Jerôme a écrit :
Sans être un expert, je pense que Spinola, le chef du gouvernement issu de la révolution des œillets, n'était pas du tout un homme de gauche. Il s'inscrivait plutôt dans la lignée de Salazar- il avait notamment combattu avec les franquistes durant la guerre civile.
Comment expliquer cela?
C'était bien la marque que le régime avait perdu les soutiens de ceux qui pouvaient être vus comme proches idéologiquement, ce qui explique qu'il se soit effondré aussi vite. Mais le gouvernement provisoire n'a pas tardé à se se fissurer.
J'ai l'impression en lisant sur cette date du 25 avril qu'elle fait l'objet d'une quasi-sacralisation. A ma grande surprise, la transition démocratique après a été en fait très mouvementée et les craintes de basculement dans le camp communiste étaient fondées.
Voici une relation des événements dans Geo :
1968-1976 : la longue marche vers la démocratie au Portugal.
Aussitôt après la révolution, j'ai l'impression que le Parti Communiste Portugais (PCP) commence à avoir des velléités de collectivisation (occupation d'usines, de logements vides...) Spinola tente donc d'organiser une grande manifestation le 28 septembre sur le modèle de celle de de Gaulle en 1968, mais c'est un échec en raison des obstacles posées sur les routes par les forces de gauche. Spinola démissionne, puis tente d'organiser un putsch le 11 mars 1975 - avec des partisans probablement "de droite" du MFA. C'est un nouvel échec grâce à la mobilisation civile qui bloque les casernes. Spinola part en exil en Espagne franquiste - qui, on l'a vu, lui devait bien ça.
Le 25 avril 1975 ont lieu les premières élections libres remportées par le Parti Socialiste, partisan, si j'ai bien compris, d'une politique "de gauche à la française, sans passer par la révolution. Mais le PCP, avec l'appui de ce qui reste du MFA, le mouvement des Capitaines - son aile gauche peut-être - prend la majorité des ministères. Le MFA se considère comme le garant de la révolution des Oeillets et proclame, le 8 juillet, la supériorité de la démocratie directe sur la démocratie électorale
Il encourage les occupations de domaines agricoles et d'usines, ainsi que les expériences auto-gestionnaires.
Bien évidemment, comme le montraient les élections du 25 avril, tout le monde 'est pas d'accord et des troubles éclatent dans tout le pays. En quelques semaines, une centaine de sièges du PCP, de syndicats et d’autres partis de la gauche révolutionnaire sont attaqués, parfois à la bombe, par des groupes souvent financés par le patronat local, dit-on. Affrontements et autres batailles rangées deviennent quasi quotidiens.

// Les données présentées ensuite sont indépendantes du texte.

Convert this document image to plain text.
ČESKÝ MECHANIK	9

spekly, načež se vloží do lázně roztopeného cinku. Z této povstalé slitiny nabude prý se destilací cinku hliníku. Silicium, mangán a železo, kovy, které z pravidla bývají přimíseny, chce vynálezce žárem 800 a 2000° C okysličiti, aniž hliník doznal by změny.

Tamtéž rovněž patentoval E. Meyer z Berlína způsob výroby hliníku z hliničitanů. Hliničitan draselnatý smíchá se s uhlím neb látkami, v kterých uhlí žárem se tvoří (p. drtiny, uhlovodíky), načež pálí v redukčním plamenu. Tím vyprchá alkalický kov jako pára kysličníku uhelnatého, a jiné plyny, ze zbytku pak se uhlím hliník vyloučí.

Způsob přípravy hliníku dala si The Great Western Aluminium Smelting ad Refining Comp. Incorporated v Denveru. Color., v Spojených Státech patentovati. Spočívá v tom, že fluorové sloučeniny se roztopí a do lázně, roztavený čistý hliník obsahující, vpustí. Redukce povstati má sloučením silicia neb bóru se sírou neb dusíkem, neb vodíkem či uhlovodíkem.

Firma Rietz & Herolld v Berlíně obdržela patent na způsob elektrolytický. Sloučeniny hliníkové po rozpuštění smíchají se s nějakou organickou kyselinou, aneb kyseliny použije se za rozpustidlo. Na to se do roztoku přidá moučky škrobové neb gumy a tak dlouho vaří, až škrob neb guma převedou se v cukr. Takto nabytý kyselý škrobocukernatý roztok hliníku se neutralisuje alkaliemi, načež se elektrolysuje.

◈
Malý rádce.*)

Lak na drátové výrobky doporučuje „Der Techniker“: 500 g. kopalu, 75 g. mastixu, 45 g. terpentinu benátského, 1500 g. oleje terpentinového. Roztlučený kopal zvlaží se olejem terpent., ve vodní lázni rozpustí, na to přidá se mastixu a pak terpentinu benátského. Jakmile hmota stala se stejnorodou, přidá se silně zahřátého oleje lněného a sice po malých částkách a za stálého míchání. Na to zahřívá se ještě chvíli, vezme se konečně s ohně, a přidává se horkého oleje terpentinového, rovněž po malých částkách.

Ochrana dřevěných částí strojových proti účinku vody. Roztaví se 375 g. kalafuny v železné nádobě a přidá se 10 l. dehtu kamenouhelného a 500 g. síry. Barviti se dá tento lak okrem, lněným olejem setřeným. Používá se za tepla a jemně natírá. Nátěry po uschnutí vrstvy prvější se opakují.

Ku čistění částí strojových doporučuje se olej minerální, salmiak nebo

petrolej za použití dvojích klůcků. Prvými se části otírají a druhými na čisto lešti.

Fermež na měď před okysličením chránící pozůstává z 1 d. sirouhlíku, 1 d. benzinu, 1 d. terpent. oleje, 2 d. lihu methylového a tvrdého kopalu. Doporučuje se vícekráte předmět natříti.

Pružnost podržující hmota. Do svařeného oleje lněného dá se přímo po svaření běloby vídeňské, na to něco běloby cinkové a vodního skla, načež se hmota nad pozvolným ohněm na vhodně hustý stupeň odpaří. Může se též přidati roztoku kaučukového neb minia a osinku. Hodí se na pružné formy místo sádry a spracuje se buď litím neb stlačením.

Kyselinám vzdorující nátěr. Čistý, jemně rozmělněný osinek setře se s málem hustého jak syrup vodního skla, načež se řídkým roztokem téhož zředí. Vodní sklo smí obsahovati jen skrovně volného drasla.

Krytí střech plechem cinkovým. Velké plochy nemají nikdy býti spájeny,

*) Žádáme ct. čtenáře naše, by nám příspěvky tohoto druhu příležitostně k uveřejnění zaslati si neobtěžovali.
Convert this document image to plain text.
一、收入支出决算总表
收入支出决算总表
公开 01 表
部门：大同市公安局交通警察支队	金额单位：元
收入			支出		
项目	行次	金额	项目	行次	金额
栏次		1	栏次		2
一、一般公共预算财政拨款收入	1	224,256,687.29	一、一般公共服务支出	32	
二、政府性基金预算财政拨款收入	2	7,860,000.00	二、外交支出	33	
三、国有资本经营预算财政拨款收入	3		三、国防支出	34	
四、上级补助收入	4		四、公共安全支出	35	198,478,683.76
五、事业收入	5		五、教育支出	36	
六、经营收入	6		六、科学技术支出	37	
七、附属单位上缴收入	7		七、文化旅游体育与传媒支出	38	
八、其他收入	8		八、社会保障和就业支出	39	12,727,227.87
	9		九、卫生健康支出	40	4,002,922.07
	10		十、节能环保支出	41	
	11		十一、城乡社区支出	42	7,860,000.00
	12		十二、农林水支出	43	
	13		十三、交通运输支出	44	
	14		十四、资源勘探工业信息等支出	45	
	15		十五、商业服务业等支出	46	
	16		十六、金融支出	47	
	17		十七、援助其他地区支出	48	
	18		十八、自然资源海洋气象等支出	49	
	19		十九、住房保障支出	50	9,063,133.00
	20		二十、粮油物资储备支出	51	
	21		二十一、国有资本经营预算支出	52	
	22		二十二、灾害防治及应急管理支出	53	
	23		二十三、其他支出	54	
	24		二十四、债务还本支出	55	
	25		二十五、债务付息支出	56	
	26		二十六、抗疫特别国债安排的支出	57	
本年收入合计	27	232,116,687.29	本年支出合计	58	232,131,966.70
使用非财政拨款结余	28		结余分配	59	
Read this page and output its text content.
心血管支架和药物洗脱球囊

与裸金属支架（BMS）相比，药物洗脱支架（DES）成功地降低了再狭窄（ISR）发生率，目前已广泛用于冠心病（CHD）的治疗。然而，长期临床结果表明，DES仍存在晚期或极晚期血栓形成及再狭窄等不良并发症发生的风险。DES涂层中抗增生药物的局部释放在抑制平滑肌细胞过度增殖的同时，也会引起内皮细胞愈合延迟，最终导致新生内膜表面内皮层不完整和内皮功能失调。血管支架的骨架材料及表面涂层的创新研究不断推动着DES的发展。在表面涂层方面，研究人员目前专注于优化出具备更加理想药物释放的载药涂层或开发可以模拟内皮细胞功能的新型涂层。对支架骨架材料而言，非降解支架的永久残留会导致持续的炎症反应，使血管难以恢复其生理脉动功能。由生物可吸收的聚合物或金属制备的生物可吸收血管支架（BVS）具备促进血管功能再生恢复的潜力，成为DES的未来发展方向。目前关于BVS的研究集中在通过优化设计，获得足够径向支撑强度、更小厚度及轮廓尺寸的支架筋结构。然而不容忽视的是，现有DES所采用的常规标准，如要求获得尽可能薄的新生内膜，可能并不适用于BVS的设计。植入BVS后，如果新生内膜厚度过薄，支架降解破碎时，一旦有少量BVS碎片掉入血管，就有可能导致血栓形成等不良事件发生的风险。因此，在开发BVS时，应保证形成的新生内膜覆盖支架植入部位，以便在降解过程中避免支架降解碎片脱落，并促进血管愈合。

Le MFA ne parvient pas à rétablir l’ordre, et finit par reculer devant le risque de guerre civile : en août, il redécouvre les vertus de la démocratie pluraliste, suivi par le PCP qui pousse le premier ministre à la démission. En septembre, un nouveau gouvernement dominé par le Parti Socialiste est formé.
En novembre, les derniers radicaux de gauche passent à l'action : le PCP est débordé par son extrême-gauche qui entreprend une série d'actions à base de séquestration de députés et de grève. Le 25 novembre, la fraction la plus à gauche du MFA tente un coup d'état militaire qui, comme celui du 11 mars, est un échec, cette fois-ci grâce à l'intervention des militaires modérés.
Le 25 avril 1976, de nouvelles élections confortent les socialistes et font enfin démarrer le pays sur la voie des démocraties occidentales.
Il semble toutefois que les troubles de ces deux ans aient fait beaucoup de dégâts économiques et financiers.